Search This Blog

Sunday, February 27, 2011

Winter Reading

Tovar Cerulli over at the Mindful Carnivore website has posted a very rich reading list that will likely appeal to most hunters and fishermen that I have known. Common to many of us is the realization that we "have always known" that we were fishers or hunters in some innermost way, but it has often been difficult to express this knowing to others, and, especially to ourselves.

Cerulli's book list begins and ends with two of my personal favorites. A Hunter's Heart: Honest Essays on Blood Sportby David Petersen and Richard K. Nelson, is an eclectic assemblage of reflections on the hunt.  Many essays in this set will leave the reader wondering how the hunting experience can mean so many different things to hunters. The complexity of meanings undoubtedly testifies to the centrality of this practice to humans in all walks of life, including those who refuse to acknowledge it. 



Mary Stange's book, Woman the Hunter brings fitting closure to any list of titles that have grown from personal experience. This is not an apology, nor an "alternate feminist view" of hunting, but a deeply personal recounting of one woman's acknowledgement of her inner self.
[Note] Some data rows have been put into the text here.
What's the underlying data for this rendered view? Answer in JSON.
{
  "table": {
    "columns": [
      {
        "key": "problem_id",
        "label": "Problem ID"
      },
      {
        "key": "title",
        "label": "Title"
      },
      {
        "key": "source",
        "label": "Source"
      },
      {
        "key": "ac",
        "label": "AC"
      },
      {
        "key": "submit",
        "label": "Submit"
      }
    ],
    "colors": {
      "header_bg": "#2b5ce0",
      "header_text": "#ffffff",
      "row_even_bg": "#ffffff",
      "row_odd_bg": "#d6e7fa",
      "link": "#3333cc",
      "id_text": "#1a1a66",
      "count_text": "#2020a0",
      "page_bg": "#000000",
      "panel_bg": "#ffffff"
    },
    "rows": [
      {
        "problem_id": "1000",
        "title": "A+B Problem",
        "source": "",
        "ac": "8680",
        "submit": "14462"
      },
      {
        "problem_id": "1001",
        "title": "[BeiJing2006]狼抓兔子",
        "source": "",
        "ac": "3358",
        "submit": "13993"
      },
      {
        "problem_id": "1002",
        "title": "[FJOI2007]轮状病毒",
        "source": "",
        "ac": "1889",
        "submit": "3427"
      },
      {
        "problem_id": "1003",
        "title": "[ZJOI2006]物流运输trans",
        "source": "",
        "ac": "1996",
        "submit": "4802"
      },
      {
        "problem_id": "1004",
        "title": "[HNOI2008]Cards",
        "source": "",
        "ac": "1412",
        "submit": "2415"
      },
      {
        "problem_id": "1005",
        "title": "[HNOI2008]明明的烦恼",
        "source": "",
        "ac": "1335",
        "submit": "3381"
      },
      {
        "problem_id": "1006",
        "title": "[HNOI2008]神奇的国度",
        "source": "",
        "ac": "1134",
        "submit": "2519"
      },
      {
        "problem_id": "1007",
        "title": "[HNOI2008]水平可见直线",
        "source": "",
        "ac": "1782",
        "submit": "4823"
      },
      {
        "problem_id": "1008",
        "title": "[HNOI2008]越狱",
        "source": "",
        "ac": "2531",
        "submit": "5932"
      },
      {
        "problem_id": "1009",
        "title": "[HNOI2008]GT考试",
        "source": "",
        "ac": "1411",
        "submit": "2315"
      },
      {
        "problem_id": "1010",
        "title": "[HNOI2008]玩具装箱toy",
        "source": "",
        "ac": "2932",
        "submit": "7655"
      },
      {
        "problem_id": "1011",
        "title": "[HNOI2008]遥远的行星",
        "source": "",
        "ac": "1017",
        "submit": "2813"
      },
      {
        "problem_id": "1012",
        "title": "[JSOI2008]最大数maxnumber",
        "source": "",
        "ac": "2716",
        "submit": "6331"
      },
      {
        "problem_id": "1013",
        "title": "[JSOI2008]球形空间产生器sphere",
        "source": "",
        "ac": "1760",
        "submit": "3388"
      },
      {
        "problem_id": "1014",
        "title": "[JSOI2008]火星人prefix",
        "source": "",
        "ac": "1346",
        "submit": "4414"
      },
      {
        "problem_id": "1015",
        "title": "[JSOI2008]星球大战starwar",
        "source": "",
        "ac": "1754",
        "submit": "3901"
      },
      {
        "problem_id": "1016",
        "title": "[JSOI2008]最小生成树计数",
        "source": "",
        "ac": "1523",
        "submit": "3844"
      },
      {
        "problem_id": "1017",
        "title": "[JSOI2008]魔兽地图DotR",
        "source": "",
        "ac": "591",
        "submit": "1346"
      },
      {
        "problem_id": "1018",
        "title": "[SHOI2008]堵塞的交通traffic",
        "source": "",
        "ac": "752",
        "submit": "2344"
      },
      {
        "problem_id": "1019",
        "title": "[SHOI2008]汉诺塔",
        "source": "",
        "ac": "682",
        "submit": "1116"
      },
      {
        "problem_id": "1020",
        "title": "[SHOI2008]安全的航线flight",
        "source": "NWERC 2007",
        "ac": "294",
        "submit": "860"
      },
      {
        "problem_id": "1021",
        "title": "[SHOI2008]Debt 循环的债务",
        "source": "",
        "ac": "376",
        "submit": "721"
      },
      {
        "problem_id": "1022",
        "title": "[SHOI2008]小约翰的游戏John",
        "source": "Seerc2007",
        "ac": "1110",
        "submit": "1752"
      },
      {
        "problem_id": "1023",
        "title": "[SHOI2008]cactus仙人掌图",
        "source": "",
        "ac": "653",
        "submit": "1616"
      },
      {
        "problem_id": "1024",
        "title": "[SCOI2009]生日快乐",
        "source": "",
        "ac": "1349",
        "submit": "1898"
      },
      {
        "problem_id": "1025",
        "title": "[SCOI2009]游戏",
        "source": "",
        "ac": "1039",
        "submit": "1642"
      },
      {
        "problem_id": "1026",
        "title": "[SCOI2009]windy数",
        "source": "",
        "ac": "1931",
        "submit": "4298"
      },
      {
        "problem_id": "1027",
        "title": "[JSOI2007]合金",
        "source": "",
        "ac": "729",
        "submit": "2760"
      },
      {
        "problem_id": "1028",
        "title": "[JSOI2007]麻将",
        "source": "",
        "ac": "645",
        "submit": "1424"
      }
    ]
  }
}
Her story is couched in her disciplinary experience in Nordic mythology, and in some small measure in her studies in feminism, but it is clear to the reader that the results of her analysis are not gender-dependent.

One other book that Cerulli mentions had escaped my notice earlier, but has now been added to my own book list.  The Outermost House: A Year of Life On The Great Beach of Cape Cod by Henry Beston, first published in 1928, has long been judged a classic in American environmental writing.  In the Introduction to the 2003 reprinting, Robert Finch wrote, "He understood, as well as anyone before or after him, the psycho roots of our need for and response to wild nature". And, in this simple attribution, without proof or documentation, I recognized that my own perception of the authenticity of any hunting or fishing expedition hinges critically upon the notion of "wildness" in the quarry.

But there is clearly a reciprocity between the wildness of the prey, and the wildness of the predator. Without this reciprocity, the contest devolves into entrapment by means of superior technology. Thus is the hunter or fisher obligated to establish and maintain a notion of fair chase and fair capture.

For insightful analysis of the relationship between humans and other animals, it is illuminating to examine our parallel evolution. The great human ecologist, Paul Shepard, has done just that in his final synthesis, "Coming Home to the Pleistocene" edited and published posthumously in 1998 by his wife, Florence. Shepard's academic journey, culminating in this book, can be traced back through nearly a dozen titles.

If his final book whets your appetite to understand its origins, you will find a veritable trove of reason, empiricism and analysis in his earlier works that will shorten the remaining nights of this, our winter of discontent.

1 comment:

  1. Thanks for the mention! I'm glad you're finding worthwhile reading in my lists.